Le chiffre est passé presque inaperçu. Au détour d’une page du Rapport national sur le développement humain (RNDH) 2026, document épais de 219 pages, une ligne indique que plus de 77 % des habitants de la province de la Nyanga vivent en situation de pauvreté. La mention est brève, isolée, dépourvue de mise en perspective. Elle contraste violemment avec la tonalité générale du rapport, qui présente le Gabon comme un pays à développement humain élevé, régulièrement classé parmi les mieux notés du continent africain.
Un taux de pauvreté qui défie le récit officiel gabonais
Située à l’extrême sud du pays, adossée à la frontière congolaise, la Nyanga demeure l’une des provinces les moins peuplées et les plus enclavées du Gabon. Tchibanga, son chef-lieu, concentre l’essentiel des services publics d’une région où l’accès à l’électricité, à l’eau potable et aux soins reste précaire. Que 77 % de sa population vive sous le seuil de pauvreté n’est pas, en soi, une surprise pour les acteurs de terrain. Ce qui interpelle, c’est le contraste entre ce constat local et le positionnement macroéconomique d’un pays pétrolier au produit intérieur brut par habitant parmi les plus élevés d’Afrique subsaharienne.
Le Gabon figure en effet en tête des classements africains de l’Indice de développement humain établi par le Programme des Nations unies pour le développement (PNUD). Cette photographie agrégée masque des écarts territoriaux considérables, que le RNDH 2026 documente sans toujours les hiérarchiser. La donnée sur la Nyanga en est l’illustration : glissée dans le corps du texte, elle n’est ni reprise en synthèse, ni exploitée dans les recommandations de politique publique.
La statistique publique au défi de la transparence
Cette discrétion soulève une question de méthode. Un rapport national sur le développement humain a vocation à éclairer la décision publique et à hiérarchiser les priorités. Lorsqu’une province affiche un taux de pauvreté trois à quatre fois supérieur à la moyenne nationale, la donnée devrait normalement structurer les arbitrages budgétaires. Or le traitement réservé au chiffre de la Nyanga suggère l’inverse : une mention conforme aux exigences documentaires, sans exploitation politique.
Le phénomène n’est pas propre au Gabon. Plusieurs États d’Afrique centrale, riches en ressources extractives, présentent des indicateurs macroéconomiques flatteurs qui coexistent avec des poches de pauvreté rurale profondes. L’inégalité territoriale y est ancienne, souvent aggravée par la centralisation administrative et la concentration des investissements dans les capitales économiques. À Libreville et Port-Gentil, les infrastructures et les services publics n’ont pas d’équivalent dans les provinces frontalières du sud et de l’est.

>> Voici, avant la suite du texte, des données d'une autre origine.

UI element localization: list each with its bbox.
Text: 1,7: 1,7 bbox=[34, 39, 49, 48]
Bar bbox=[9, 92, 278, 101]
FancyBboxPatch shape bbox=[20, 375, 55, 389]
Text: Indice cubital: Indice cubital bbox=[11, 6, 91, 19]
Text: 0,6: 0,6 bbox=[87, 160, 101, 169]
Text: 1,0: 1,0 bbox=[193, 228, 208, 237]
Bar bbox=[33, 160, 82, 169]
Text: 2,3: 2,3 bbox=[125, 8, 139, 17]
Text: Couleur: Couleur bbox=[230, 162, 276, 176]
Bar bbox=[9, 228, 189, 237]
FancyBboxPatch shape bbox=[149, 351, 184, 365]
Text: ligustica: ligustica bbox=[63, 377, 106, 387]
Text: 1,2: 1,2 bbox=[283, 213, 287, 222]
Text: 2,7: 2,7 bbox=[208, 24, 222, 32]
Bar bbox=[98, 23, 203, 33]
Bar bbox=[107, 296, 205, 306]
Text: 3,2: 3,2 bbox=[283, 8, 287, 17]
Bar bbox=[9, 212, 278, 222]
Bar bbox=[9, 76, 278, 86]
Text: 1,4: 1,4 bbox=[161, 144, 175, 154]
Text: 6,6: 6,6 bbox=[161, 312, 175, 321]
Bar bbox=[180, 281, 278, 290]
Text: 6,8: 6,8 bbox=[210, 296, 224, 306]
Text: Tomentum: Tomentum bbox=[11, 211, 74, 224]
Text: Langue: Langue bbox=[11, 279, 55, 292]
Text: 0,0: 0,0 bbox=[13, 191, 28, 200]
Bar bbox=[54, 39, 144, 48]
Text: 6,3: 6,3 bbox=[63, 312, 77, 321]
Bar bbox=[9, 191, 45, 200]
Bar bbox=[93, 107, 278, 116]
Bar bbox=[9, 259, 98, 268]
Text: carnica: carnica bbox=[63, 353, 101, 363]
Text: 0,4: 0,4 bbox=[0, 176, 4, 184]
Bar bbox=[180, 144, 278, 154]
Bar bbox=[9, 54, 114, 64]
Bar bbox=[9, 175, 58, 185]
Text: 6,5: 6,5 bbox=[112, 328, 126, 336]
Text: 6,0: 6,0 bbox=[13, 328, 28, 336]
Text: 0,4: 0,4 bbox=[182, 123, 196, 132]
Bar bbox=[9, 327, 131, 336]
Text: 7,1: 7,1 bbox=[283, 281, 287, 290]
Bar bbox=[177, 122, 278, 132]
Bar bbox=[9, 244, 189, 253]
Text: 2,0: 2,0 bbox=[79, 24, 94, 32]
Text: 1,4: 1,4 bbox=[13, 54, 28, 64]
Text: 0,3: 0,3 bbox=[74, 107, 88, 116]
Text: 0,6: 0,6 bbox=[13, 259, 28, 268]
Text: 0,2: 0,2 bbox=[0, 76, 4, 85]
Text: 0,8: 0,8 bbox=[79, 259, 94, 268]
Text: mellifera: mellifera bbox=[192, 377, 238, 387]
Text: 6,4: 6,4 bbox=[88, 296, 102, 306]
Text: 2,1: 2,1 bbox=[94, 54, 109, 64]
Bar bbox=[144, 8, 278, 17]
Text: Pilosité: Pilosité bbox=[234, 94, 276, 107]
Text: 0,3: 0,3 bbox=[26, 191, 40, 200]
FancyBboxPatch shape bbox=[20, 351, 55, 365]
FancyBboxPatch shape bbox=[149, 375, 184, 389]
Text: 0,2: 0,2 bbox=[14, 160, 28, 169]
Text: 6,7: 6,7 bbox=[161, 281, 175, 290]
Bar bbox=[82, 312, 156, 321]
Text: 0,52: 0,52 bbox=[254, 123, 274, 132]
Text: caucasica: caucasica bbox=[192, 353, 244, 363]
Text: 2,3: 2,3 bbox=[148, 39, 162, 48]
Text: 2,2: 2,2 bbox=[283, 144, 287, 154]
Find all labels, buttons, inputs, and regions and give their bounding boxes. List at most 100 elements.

La Nyanga, miroir des fractures régionales du Gabon
Pour les autorités de la Transition, engagées depuis août 2023 dans une refondation institutionnelle, ces données constituent un test politique. Le discours officiel insiste sur la restauration de l’égalité territoriale et sur le désenclavement des provinces intérieures. Plusieurs annonces ont été faites concernant la réhabilitation routière, l’électrification rurale et la relance des filières agricoles. Reste à mesurer la traduction budgétaire de ces intentions dans les prochaines lois de finances.
La Nyanga, longtemps réputée pour son potentiel agricole et son élevage bovin, illustre par ailleurs la déconnexion entre richesse potentielle et bien-être effectif. Les ranchs de la région, jadis moteurs d’une ambition d’autosuffisance en viande, fonctionnent aujourd’hui en régime dégradé. L’exode des jeunes vers Libreville prive le territoire de sa force productive, entretenant un cercle appauvrissant que la seule statistique nationale ne parvient pas à saisir.

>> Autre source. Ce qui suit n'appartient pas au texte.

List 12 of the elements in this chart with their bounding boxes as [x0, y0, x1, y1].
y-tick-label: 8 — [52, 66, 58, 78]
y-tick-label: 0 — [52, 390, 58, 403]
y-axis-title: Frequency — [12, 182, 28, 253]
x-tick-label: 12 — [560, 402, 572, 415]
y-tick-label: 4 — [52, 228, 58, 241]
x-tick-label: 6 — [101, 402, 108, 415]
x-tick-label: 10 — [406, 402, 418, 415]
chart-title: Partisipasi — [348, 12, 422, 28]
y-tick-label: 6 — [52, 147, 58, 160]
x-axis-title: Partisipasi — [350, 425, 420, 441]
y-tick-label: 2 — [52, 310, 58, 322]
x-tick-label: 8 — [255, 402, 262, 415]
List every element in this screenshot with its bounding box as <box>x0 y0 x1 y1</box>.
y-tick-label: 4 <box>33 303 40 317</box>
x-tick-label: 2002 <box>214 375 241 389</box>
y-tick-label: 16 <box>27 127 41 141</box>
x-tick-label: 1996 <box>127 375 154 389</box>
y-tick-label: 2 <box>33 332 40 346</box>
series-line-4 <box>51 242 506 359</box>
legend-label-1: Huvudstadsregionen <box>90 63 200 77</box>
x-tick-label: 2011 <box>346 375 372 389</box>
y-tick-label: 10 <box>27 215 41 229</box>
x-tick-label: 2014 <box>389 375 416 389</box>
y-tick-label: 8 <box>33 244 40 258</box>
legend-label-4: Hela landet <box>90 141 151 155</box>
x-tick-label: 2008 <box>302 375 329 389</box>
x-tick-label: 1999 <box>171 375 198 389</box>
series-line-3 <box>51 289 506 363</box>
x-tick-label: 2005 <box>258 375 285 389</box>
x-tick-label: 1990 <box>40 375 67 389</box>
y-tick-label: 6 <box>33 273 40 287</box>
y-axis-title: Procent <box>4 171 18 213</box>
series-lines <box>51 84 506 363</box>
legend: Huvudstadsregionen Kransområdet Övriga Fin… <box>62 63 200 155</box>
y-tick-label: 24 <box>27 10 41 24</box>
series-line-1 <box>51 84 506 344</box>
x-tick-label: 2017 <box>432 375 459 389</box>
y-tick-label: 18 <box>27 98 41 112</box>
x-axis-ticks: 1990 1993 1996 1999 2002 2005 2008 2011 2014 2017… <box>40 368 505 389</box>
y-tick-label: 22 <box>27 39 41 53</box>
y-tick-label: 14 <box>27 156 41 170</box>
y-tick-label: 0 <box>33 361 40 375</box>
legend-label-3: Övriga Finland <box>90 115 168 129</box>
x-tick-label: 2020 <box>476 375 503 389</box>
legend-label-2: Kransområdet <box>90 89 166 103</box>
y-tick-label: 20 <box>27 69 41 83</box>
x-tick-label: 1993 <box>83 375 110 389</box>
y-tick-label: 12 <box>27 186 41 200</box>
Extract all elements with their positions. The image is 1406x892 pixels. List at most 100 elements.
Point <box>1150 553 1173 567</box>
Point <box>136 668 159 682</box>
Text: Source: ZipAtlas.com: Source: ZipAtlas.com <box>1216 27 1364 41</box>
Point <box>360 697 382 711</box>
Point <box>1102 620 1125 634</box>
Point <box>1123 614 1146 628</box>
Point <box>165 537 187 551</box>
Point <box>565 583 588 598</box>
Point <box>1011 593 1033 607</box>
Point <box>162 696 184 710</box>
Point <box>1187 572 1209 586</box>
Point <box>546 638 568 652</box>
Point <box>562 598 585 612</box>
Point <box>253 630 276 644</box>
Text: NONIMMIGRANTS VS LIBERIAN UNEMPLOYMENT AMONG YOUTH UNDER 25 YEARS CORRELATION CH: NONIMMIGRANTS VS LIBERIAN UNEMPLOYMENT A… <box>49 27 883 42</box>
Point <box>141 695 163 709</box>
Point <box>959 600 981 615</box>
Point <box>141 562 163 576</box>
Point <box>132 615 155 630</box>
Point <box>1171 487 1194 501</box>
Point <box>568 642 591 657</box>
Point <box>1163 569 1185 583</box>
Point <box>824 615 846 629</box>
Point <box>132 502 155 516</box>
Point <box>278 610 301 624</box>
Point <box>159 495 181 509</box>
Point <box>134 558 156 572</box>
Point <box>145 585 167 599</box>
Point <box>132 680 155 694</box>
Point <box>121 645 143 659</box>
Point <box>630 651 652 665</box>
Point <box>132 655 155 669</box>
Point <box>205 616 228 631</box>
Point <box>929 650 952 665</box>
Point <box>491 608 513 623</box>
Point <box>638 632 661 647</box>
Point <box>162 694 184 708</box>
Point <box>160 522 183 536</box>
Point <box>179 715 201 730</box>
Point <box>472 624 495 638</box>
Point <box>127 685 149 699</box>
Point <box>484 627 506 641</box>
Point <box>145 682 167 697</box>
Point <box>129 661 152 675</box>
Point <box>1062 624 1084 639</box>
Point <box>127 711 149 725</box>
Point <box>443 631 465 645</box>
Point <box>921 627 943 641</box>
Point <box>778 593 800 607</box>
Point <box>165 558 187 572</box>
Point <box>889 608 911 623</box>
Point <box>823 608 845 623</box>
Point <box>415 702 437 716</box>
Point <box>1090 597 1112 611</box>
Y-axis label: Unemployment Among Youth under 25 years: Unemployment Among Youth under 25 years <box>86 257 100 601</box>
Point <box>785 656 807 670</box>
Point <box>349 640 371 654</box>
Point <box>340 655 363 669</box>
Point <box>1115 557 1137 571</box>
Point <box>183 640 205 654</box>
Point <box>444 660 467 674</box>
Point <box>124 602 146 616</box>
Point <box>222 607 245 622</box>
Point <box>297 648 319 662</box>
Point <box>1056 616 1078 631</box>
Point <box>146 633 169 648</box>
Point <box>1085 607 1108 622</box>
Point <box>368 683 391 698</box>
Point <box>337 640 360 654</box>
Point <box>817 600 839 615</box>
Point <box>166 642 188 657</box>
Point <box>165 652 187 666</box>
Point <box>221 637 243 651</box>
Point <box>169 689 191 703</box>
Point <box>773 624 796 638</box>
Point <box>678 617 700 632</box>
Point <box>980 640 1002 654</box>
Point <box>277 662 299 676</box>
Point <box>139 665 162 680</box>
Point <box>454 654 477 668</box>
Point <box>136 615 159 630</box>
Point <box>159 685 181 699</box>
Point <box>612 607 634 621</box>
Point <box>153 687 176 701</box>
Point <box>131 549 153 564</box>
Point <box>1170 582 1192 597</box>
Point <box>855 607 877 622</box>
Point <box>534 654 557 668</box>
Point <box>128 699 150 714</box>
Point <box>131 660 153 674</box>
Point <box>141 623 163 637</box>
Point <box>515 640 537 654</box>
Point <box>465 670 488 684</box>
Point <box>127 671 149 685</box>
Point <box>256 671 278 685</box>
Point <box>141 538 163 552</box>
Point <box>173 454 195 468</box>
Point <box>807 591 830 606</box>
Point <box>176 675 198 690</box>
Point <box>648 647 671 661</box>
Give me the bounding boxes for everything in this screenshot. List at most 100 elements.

La publication du RNDH 2026 offre néanmoins une base documentaire précieuse, à condition que les chiffres sensibles ne restent pas ensevelis dans la masse du rapport. La question n’est plus tant de connaître le niveau de pauvreté que de savoir comment l’administration gabonaise entend le traiter, et à quelle échéance. Sans hiérarchisation claire, les données les plus révélatrices risquent de rejoindre la longue liste des constats sans lendemain. Selon Gabon Review, le chiffre de 77 % figure bien dans le rapport, mais sans traitement analytique dédié.